A band of handsome and very powerful young Tartar women-clad in red or black tunics, loose trousers, and immense cloth boots, into which a child of five years old might easily have been stuffed-had constituted themselves the guardians of these terraced fields, and whenever Chota Khan or any of his companions attempted to enter, they not only placed their bulky persons in the way, but even showed determined fight. Woman to man, I believe these guardian angels could have given our people a sound thrashing; and I afterwards found it to be a most useful goad for lagging coolies to remark that one Shipki woman could beat two men of Spiti or Lahaul, as the case might be. These angels in big boots were very good-humoured, and seemed to enjoy their little game immensely; but not the less on that account were they pertinacious, and even ferocious, when any attempt was made to get past them. If catching a Tartar be a difficult operation, I should like to know what catching a Tartar young woman must be. When we arrived, Mr Pagell reasoned

with them eloquently in fluent Tibetan, and they allowed the force of his argument to the extent of admitting that there was no spot for us at Shipki on which to pitch our tents, except a terraced field; but they parried the obvious conclusion by reminding him that there was a very nice little piece of campingground about half-way up the six thousand feet we had just come down, and that it was little past the middle of the day. I myself tried gently to pass between them, with the most admiring smiles and affectionate demeanour I could summon up for the occasion, and in the circumstances; but though this seemed to amuse them much, it did not at all induce them to allow me to pass; and when we tried other fields, either the same women or a fresh band opposed our entrance. Meanwhile, groups of men, on the roofs of houses and elsewhere, watched the operations without interfering.

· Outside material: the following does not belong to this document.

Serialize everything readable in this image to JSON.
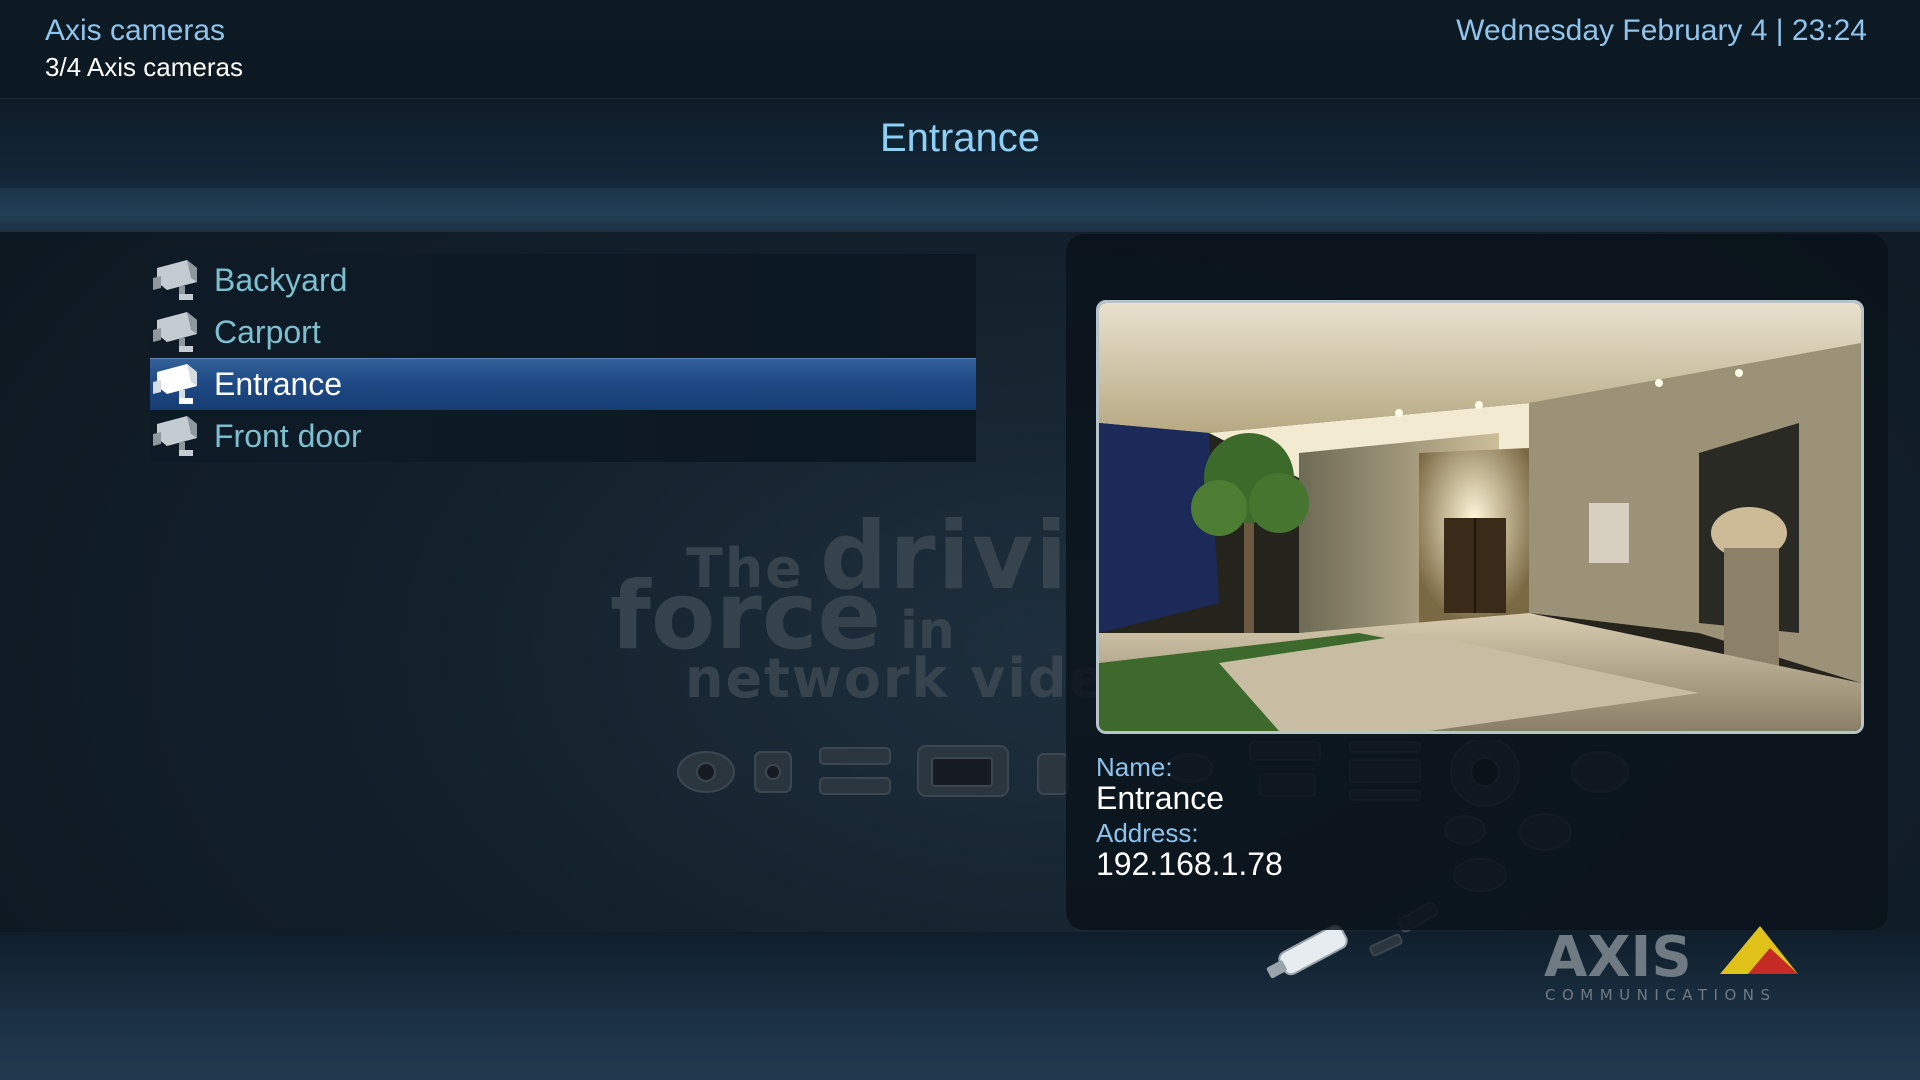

It really looked as if the intention was to compel us to go back from Shipki without allowing us to stay there even for a night. There was much ingenuity in this plan of setting the Tartar damsels to prevent our camping. Had we used force towards these young persons, there would have been a fair reason for the men of the place falling upon us in a murderous manner; and Mr M'Nab, the superintendent of the Hill States, had told me that one of his predecessors in office who tried either to camp at Shipki, or to go farther, very nearly lost his life there. Had I been alone I do not know what might have happened, for, in my weak state, I was beginning to get irritated; and it was fortunate I was accompanied by Mr Pagell, who took the matter quite easily, and said it would be necessary to respect the wishes of the people of the

country. Fortunately, too, at this juncture, he recognised a Lama, for whom he had formerly done some medical service, and the Lama not only took our part generally, but also offered us a narrow field of his own on which to pitch our tents. There was a disposition on the part of the young Tartars to resist this also, but they were a little too late in making up their minds to do so; for whenever the priest showed my friend the wall which was at the end of his field, our servants and coolies, appreciating the exigency of the occasion, made a rush over it and took immediate possession.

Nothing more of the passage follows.